Quando appare chiaro il ruolo apicale, stando a quanto ricostruito dagli inquirenti, di Giuseppe Torcasio, detto Zio Pino, in uno dei due sodalizi l’inchiesta passa per competenza alla Dda di Milano. Zio Pino ha un legame di parentela con Vincenzo Torcasio, detto “u Niuru” già condannato nel 2017 per associazione a delinquere di stampo mafioso e “contiguo” alla cosca Giampà. Sul fronte cocaina l’indagine ricostruisce un business di “alto profilo” lontanissimo dallo spaccio nei boschi lasciato alla criminalità nordafricana.
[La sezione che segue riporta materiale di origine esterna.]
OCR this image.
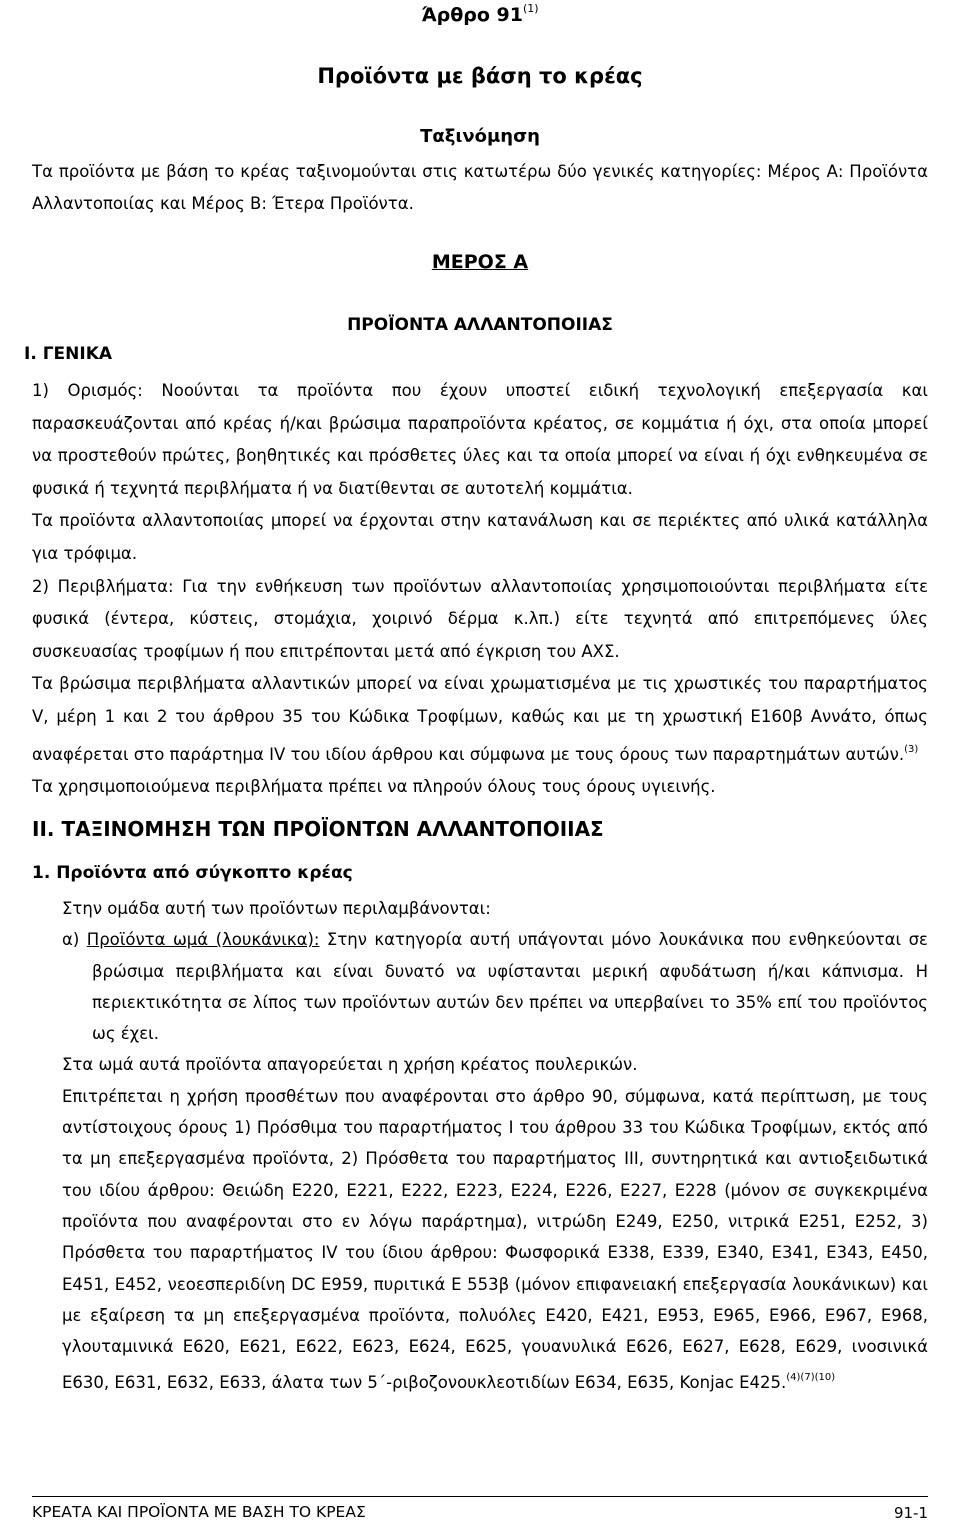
Άρθρο 91$^{(1)}$
Προϊόντα με βάση το κρέας
Ταξινόμηση
Τα προϊόντα με βάση το κρέας ταξινομούνται στις κατωτέρω δύο γενικές κατηγορίες: Μέρος Α: Προϊόντα Αλλαντοποιίας και Μέρος Β: Έτερα Προϊόντα.
ΜΕΡΟΣ Α
ΠΡΟΪΟΝΤΑ ΑΛΛΑΝΤΟΠΟΙΙΑΣ
Ι. ΓΕΝΙΚΑ

1) Ορισμός: Νοούνται τα προϊόντα που έχουν υποστεί ειδική τεχνολογική επεξεργασία και παρασκευάζονται από κρέας ή/και βρώσιμα παραπροϊόντα κρέατος, σε κομμάτια ή όχι, στα οποία μπορεί να προστεθούν πρώτες, βοηθητικές και πρόσθετες ύλες και τα οποία μπορεί να είναι ή όχι ενθηκευμένα σε φυσικά ή τεχνητά περιβλήματα ή να διατίθενται σε αυτοτελή κομμάτια.

Τα προϊόντα αλλαντοποιίας μπορεί να έρχονται στην κατανάλωση και σε περιέκτες από υλικά κατάλληλα για τρόφιμα.

2) Περιβλήματα: Για την ενθήκευση των προϊόντων αλλαντοποιίας χρησιμοποιούνται περιβλήματα είτε φυσικά (έντερα, κύστεις, στομάχια, χοιρινό δέρμα κ.λπ.) είτε τεχνητά από επιτρεπόμενες ύλες συσκευασίας τροφίμων ή που επιτρέπονται μετά από έγκριση του ΑΧΣ.

Τα βρώσιμα περιβλήματα αλλαντικών μπορεί να είναι χρωματισμένα με τις χρωστικές του παραρτήματος V, μέρη 1 και 2 του άρθρου 35 του Κώδικα Τροφίμων, καθώς και με τη χρωστική Ε160β Αννάτο, όπως αναφέρεται στο παράρτημα ΙV του ιδίου άρθρου και σύμφωνα με τους όρους των παραρτημάτων αυτών.$^{(3)}$

Τα χρησιμοποιούμενα περιβλήματα πρέπει να πληρούν όλους τους όρους υγιεινής.

ΙΙ. ΤΑΞΙΝΟΜΗΣΗ ΤΩΝ ΠΡΟΪΟΝΤΩΝ ΑΛΛΑΝΤΟΠΟΙΙΑΣ
1. Προϊόντα από σύγκοπτο κρέας

Στην ομάδα αυτή των προϊόντων περιλαμβάνονται:

α) Προϊόντα ωμά (λουκάνικα): Στην κατηγορία αυτή υπάγονται μόνο λουκάνικα που ενθηκεύονται σε βρώσιμα περιβλήματα και είναι δυνατό να υφίστανται μερική αφυδάτωση ή/και κάπνισμα. Η περιεκτικότητα σε λίπος των προϊόντων αυτών δεν πρέπει να υπερβαίνει το 35% επί του προϊόντος ως έχει.

Στα ωμά αυτά προϊόντα απαγορεύεται η χρήση κρέατος πουλερικών.

Επιτρέπεται η χρήση προσθέτων που αναφέρονται στο άρθρο 90, σύμφωνα, κατά περίπτωση, με τους αντίστοιχους όρους 1) Πρόσθιμα του παραρτήματος Ι του άρθρου 33 του Κώδικα Τροφίμων, εκτός από τα μη επεξεργασμένα προϊόντα, 2) Πρόσθετα του παραρτήματος ΙΙΙ, συντηρητικά και αντιοξειδωτικά του ιδίου άρθρου: Θειώδη Ε220, Ε221, Ε222, Ε223, Ε224, Ε226, Ε227, Ε228 (μόνον σε συγκεκριμένα προϊόντα που αναφέρονται στο εν λόγω παράρτημα), νιτρώδη Ε249, Ε250, νιτρικά Ε251, Ε252, 3) Πρόσθετα του παραρτήματος IV του ίδιου άρθρου: Φωσφορικά Ε338, Ε339, Ε340, Ε341, Ε343, Ε450, Ε451, Ε452, νεοεσπεριδίνη DC Ε959, πυριτικά Ε 553β (μόνον επιφανειακή επεξεργασία λουκάνικων) και με εξαίρεση τα μη επεξεργασμένα προϊόντα, πολυόλες Ε420, Ε421, Ε953, Ε965, Ε966, Ε967, Ε968, γλουταμινικά Ε620, Ε621, Ε622, Ε623, Ε624, Ε625, γουανυλικά Ε626, Ε627, Ε628, Ε629, ινοσινικά Ε630, Ε631, Ε632, Ε633, άλατα των 5΄-ριβοζονουκλεοτιδίων Ε634, Ε635, Konjac E425.$^{(4)(7)(10)}$

ΚΡΕΑΤΑ ΚΑΙ ΠΡΟΪΟΝΤΑ ΜΕ ΒΑΣΗ ΤΟ ΚΡΕΑΣ	91-1
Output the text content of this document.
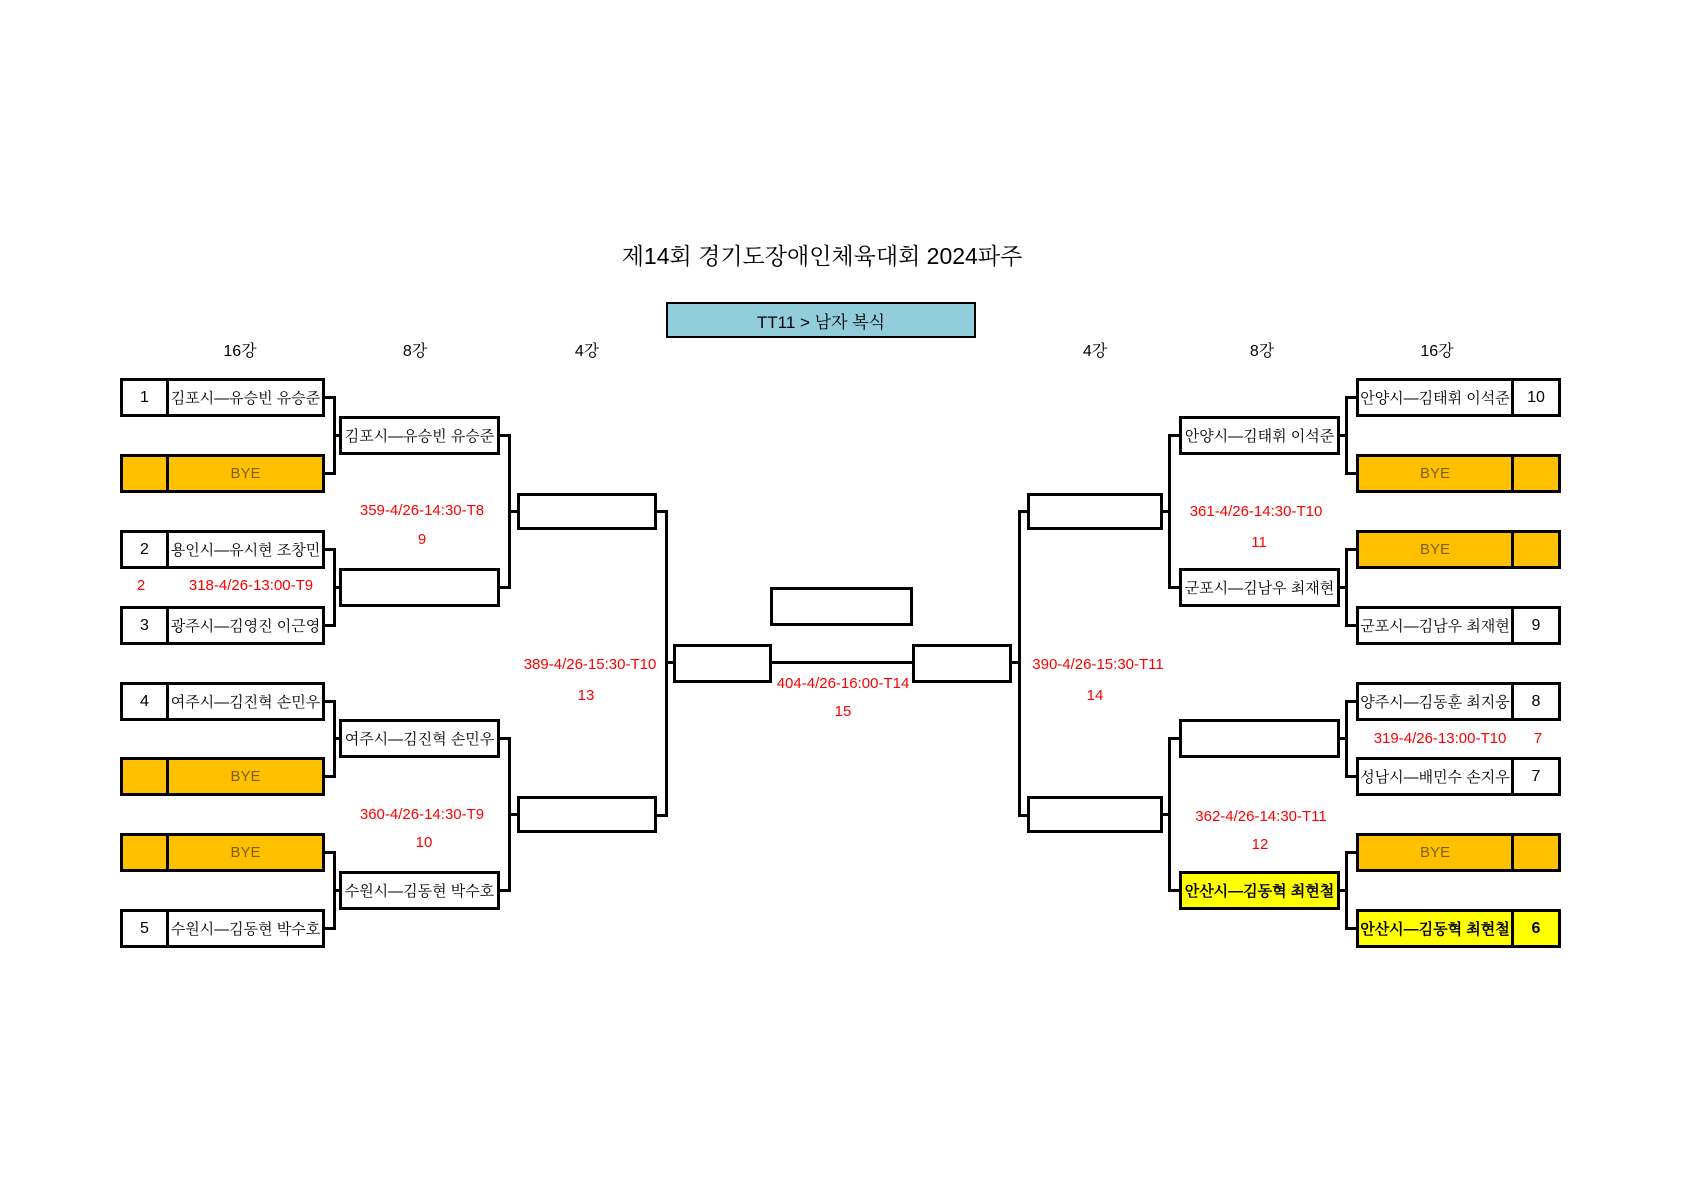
제14회 경기도장애인체육대회 2024파주
TT11 > 남자 복식
16강	8강	4강	4강	8강	16강
1	김포시—유승빈 유승준
BYE
2	용인시—유시현 조창민
3	광주시—김영진 이근영
4	여주시—김진혁 손민우
BYE
BYE
5	수원시—김동현 박수호
김포시—유승빈 유승준
여주시—김진혁 손민우
수원시—김동현 박수호
안양시—김태휘 이석준
군포시—김남우 최재현
안산시—김동혁 최현철
안양시—김태휘 이석준	10
BYE
BYE
군포시—김남우 최재현	9
양주시—김동훈 최지웅	8
성남시—배민수 손지우	7
BYE
안산시—김동혁 최현철	6
359-4/26-14:30-T8
9
2	318-4/26-13:00-T9
360-4/26-14:30-T9
10
389-4/26-15:30-T10
13
404-4/26-16:00-T14
15
390-4/26-15:30-T11
14
361-4/26-14:30-T10
11
319-4/26-13:00-T10 7
362-4/26-14:30-T11
12
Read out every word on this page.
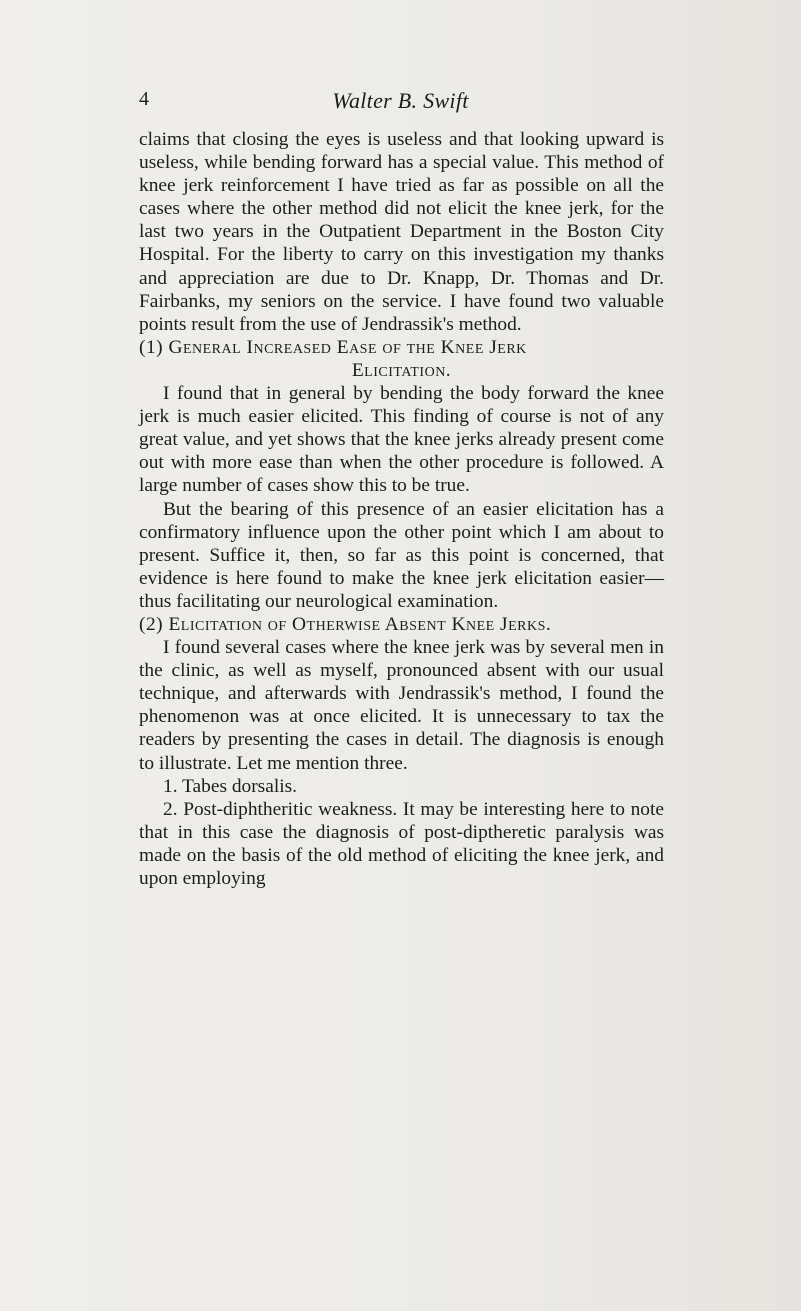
4	Walter B. Swift

claims that closing the eyes is useless and that looking upward is useless, while bending forward has a special value. This method of knee jerk reinforcement I have tried as far as possible on all the cases where the other method did not elicit the knee jerk, for the last two years in the Outpatient Department in the Boston City Hospital. For the liberty to carry on this investigation my thanks and appreciation are due to Dr. Knapp, Dr. Thomas and Dr. Fairbanks, my seniors on the service. I have found two valuable points result from the use of Jendrassik's method.

(1) General Increased Ease of the Knee Jerk
Elicitation.

I found that in general by bending the body forward the knee jerk is much easier elicited. This finding of course is not of any great value, and yet shows that the knee jerks already present come out with more ease than when the other procedure is followed. A large number of cases show this to be true.

But the bearing of this presence of an easier elicitation has a confirmatory influence upon the other point which I am about to present. Suffice it, then, so far as this point is concerned, that evidence is here found to make the knee jerk elicitation easier—thus facilitating our neurological examination.

(2) Elicitation of Otherwise Absent Knee Jerks.

I found several cases where the knee jerk was by several men in the clinic, as well as myself, pronounced absent with our usual technique, and afterwards with Jendrassik's method, I found the phenomenon was at once elicited. It is unnecessary to tax the readers by presenting the cases in detail. The diagnosis is enough to illustrate. Let me mention three.

1. Tabes dorsalis.

2. Post-diphtheritic weakness. It may be interesting here to note that in this case the diagnosis of post-diptheretic paralysis was made on the basis of the old method of eliciting the knee jerk, and upon employing
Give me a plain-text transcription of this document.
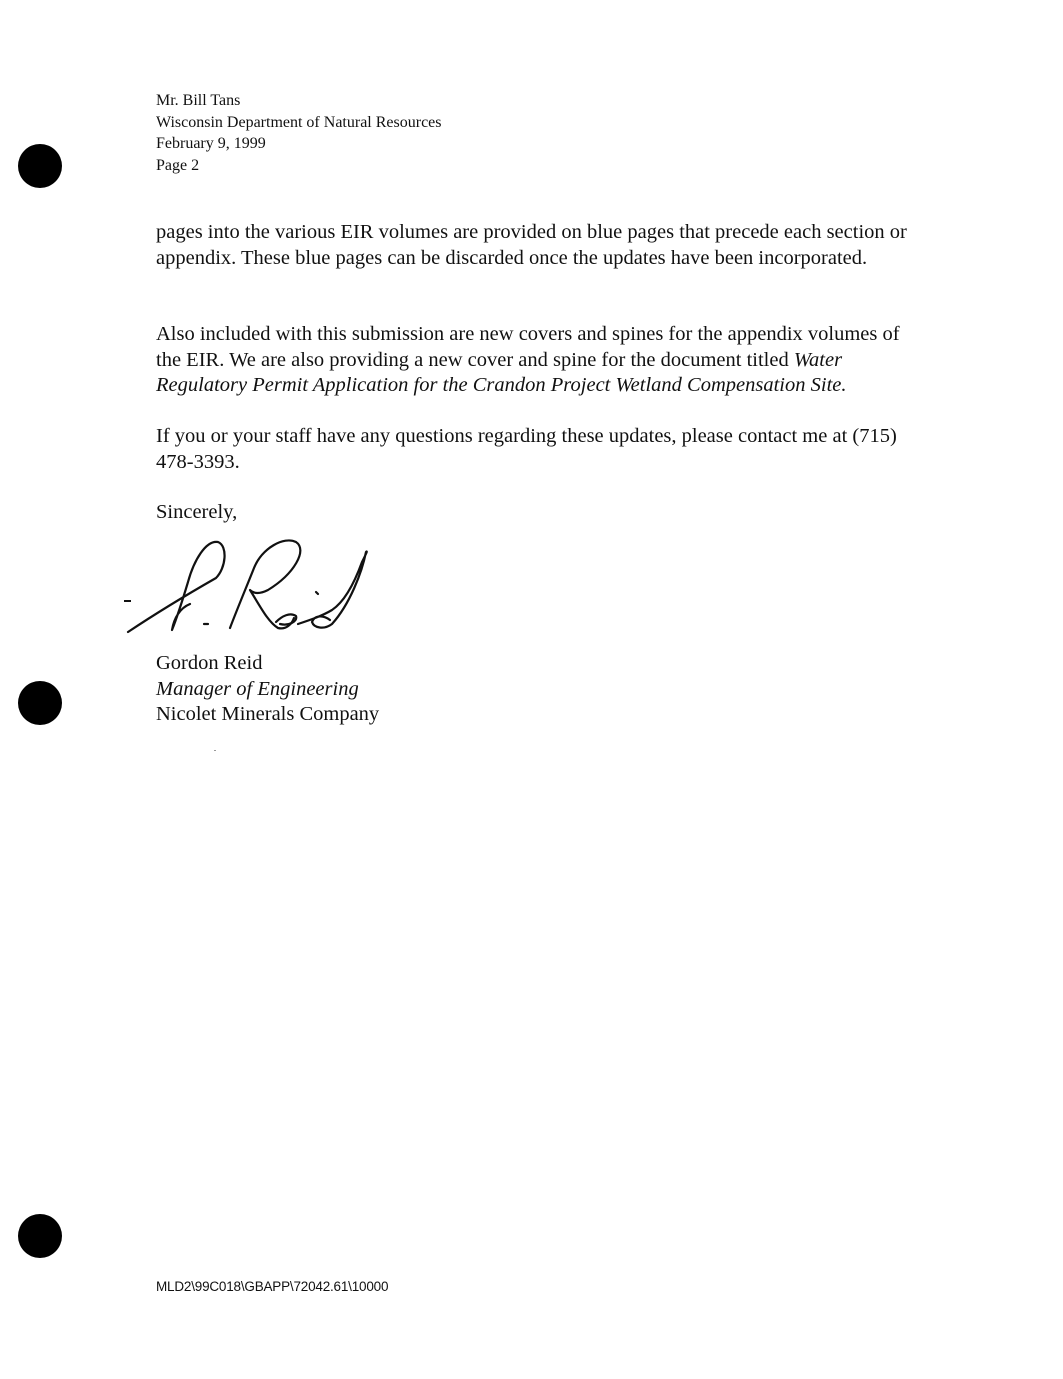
Mr. Bill Tans
Wisconsin Department of Natural Resources
February 9, 1999
Page 2

pages into the various EIR volumes are provided on blue pages that precede each section or appendix. These blue pages can be discarded once the updates have been incorporated.

Also included with this submission are new covers and spines for the appendix volumes of the EIR. We are also providing a new cover and spine for the document titled Water Regulatory Permit Application for the Crandon Project Wetland Compensation Site.

If you or your staff have any questions regarding these updates, please contact me at (715) 478-3393.

Sincerely,

Gordon Reid
Manager of Engineering
Nicolet Minerals Company
MLD2\99C018\GBAPP\72042.61\10000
Un business che si consuma nei locali che si affacciano sul lago Maggiore e che vede tra i clienti italiani facoltosi.

Le estorsioni

Sul fronte estorsioni quella messa in piedi dall’organizzazione era una piccola “finanziaria locale” che prestava denaro salvo poi chiederne la restituzione con interessi da strozzino. Il “recupero crediti” avveniva con quel metodo mafioso che il pubblico ministero Cerreti contesta. Botte e minacce pesantissime ma anche «Avvalendosi della forza intimidatrice derivante dalla suggestione di un vincolo associativo e delle condizioni di assoggettamento ed omertà che ne derivano, in ragione della peculiarità delle richieste che esprimono tecniche collaudate tipiche del controllo del territorio». Le stesse “tecniche” venivano utilizzate, ad esempio, per farsi “sistemare” alcune pratiche edilizie. In quest’ambito era stato preso di mira un professionista “reo” di non avere evaso in maniera abbastanza celere la pratica edilizia relativa ad un cantiere riconducile a Torcasio. «Va ammazzato e basta», questo l’input per mettere “stress” al malcapitato geometra.